A key feature of the original and updated tax proposals is that they are designed to affect only very high earners. As a result, most people will not be affected by the changes. Raising the top tax rate, for example, only affects those earning at least $400,000 a year. Companies that make more than $5 million a year are the only ones to see a change. Businesses that bring in less than $400,000 will actually see their tax liability go down.
The new top capital gains tax rate would work the same way. In 2021, you should only pay the maximum increased rate of 25% if you are a single filer earning more than $445,850 or if you are married and filing jointly while earning more than $501,600. The 3% surcharge only applies to those earning more than $5 million per year. Needless to say, these changes only really affect a percentage of the top 1%.
How to react or prepare?
Unless you or your business brings in a significant amount of money each year, you probably won’t have to worry about the effects of the new tax proposals. However, if you are concerned about reducing your overall tax liability, you can maximize your contributions to tax-exempt or tax-deferred retirement accounts like 401(k)s and contribute to a free health savings account. (HSA), among other tax strategies.

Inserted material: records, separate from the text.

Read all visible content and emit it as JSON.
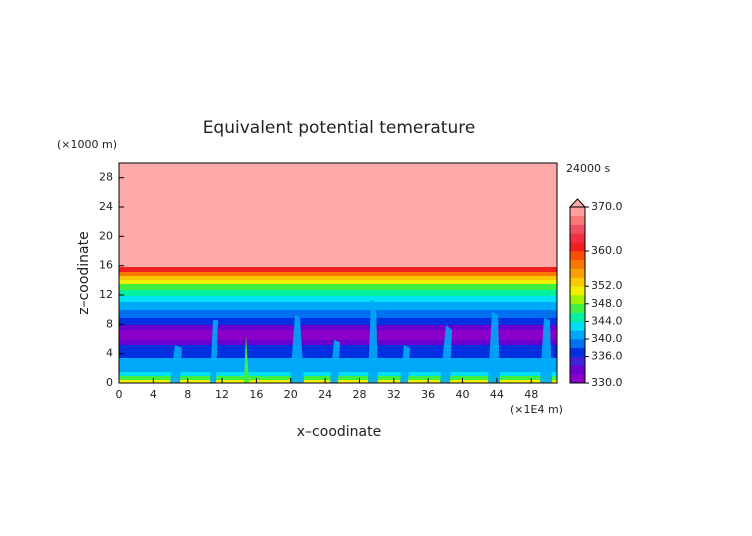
{
  "chart_data": {
    "type": "contour",
    "title": "Equivalent potential temerature",
    "xlabel": "x–coodinate",
    "ylabel": "z–coodinate",
    "x_unit_label": "(×1E4 m)",
    "y_unit_label": "(×1000 m)",
    "time_label": "24000 s",
    "xlim": [
      0,
      51
    ],
    "xticks": [
      0,
      4,
      8,
      12,
      16,
      20,
      24,
      28,
      32,
      36,
      40,
      44,
      48
    ],
    "ylim": [
      0,
      30
    ],
    "yticks": [
      0,
      4,
      8,
      12,
      16,
      20,
      24,
      28
    ],
    "colorbar": {
      "lim": [
        330,
        370
      ],
      "ticks": [
        {
          "value": 330,
          "label": "330.0"
        },
        {
          "value": 336,
          "label": "336.0"
        },
        {
          "value": 340,
          "label": "340.0"
        },
        {
          "value": 344,
          "label": "344.0"
        },
        {
          "value": 348,
          "label": "348.0"
        },
        {
          "value": 352,
          "label": "352.0"
        },
        {
          "value": 360,
          "label": "360.0"
        },
        {
          "value": 370,
          "label": "370.0"
        }
      ],
      "colors": [
        "#8a00c8",
        "#6a00d0",
        "#4020d8",
        "#0030e0",
        "#0070f0",
        "#00a8f8",
        "#00e0f0",
        "#00f0a0",
        "#40f040",
        "#a0f000",
        "#f0f000",
        "#f8c800",
        "#f8a000",
        "#f87800",
        "#f85000",
        "#f02020",
        "#f03040",
        "#f05060",
        "#f87878",
        "#ffa0a0"
      ],
      "over_color": "#ffaaaa"
    }
  }
}
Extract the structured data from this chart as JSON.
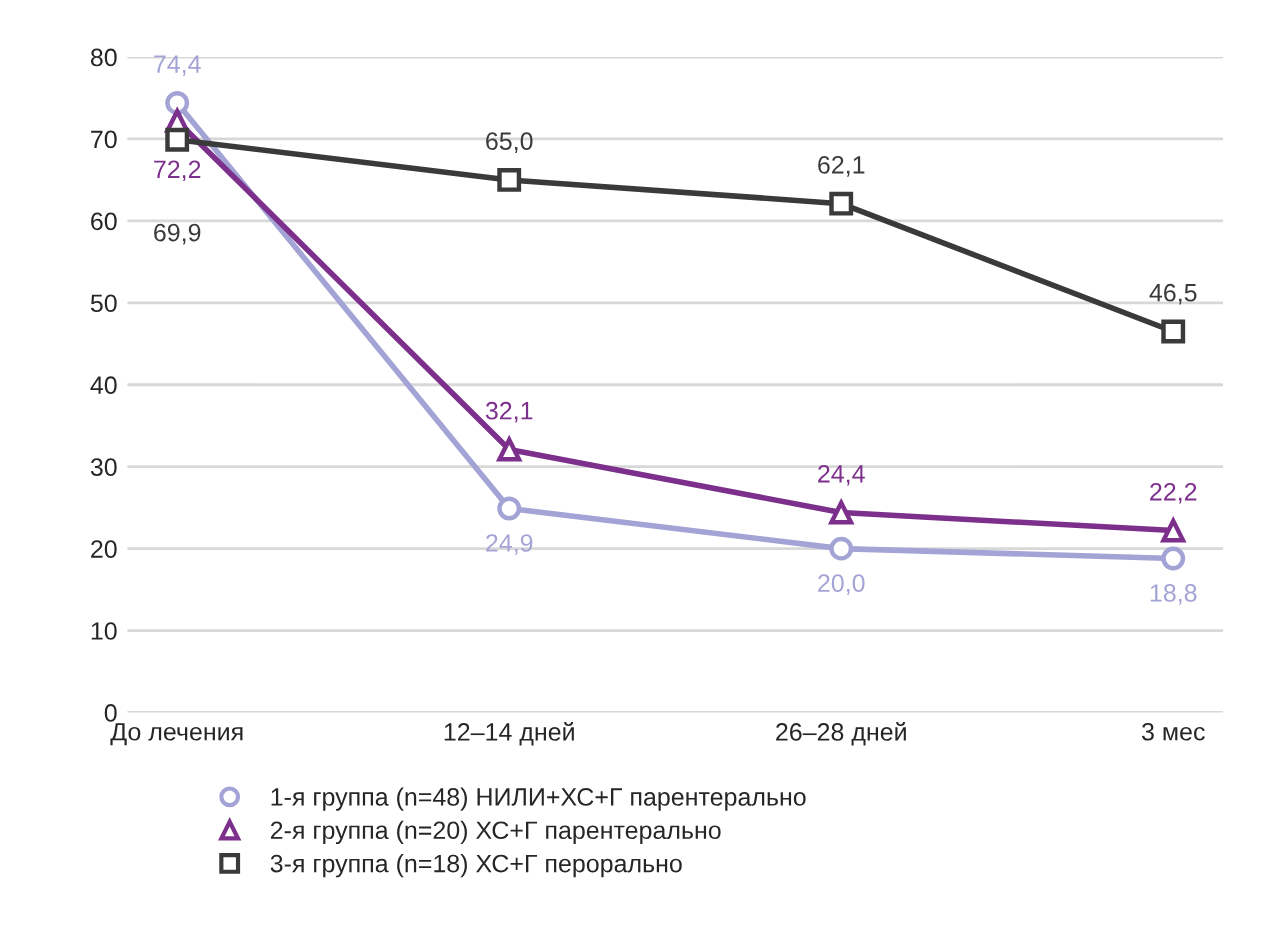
{
  "chart_data": {
    "type": "line",
    "categories": [
      "До лечения",
      "12–14 дней",
      "26–28 дней",
      "3 мес"
    ],
    "series": [
      {
        "name": "1-я группа (n=48) НИЛИ+ХС+Г парентерально",
        "color": "#a3a3d6",
        "marker": "circle",
        "values": [
          74.4,
          24.9,
          20.0,
          18.8
        ],
        "value_labels": [
          "74,4",
          "24,9",
          "20,0",
          "18,8"
        ]
      },
      {
        "name": "2-я группа (n=20) ХС+Г парентерально",
        "color": "#7d2f8c",
        "marker": "triangle",
        "values": [
          72.2,
          32.1,
          24.4,
          22.2
        ],
        "value_labels": [
          "72,2",
          "32,1",
          "24,4",
          "22,2"
        ]
      },
      {
        "name": "3-я группа (n=18) ХС+Г перорально",
        "color": "#3a3a3a",
        "marker": "square",
        "values": [
          69.9,
          65.0,
          62.1,
          46.5
        ],
        "value_labels": [
          "69,9",
          "65,0",
          "62,1",
          "46,5"
        ]
      }
    ],
    "ylim": [
      0,
      80
    ],
    "yticks": [
      0,
      10,
      20,
      30,
      40,
      50,
      60,
      70,
      80
    ],
    "grid": "y",
    "legend": "bottom left"
  }
}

For those earning millions in capital gains, a financial adviser could help you understand your options if the new tax proposal becomes law.
Although the new tax proposal introduced by House Democrats is on a smaller scale than what Biden originally introduced, it still has big implications for federal spending over the next decade. These changes could generate $2.9 trillion in new revenue to help fund significant parts of America’s social safety net. The House Democrats’ proposal still needs to pass the Senate before it can be signed into law, and even then it is only expected to affect some of the top earners of the nation’s wealthiest 1%. However, there are still tax steps you can take to prepare.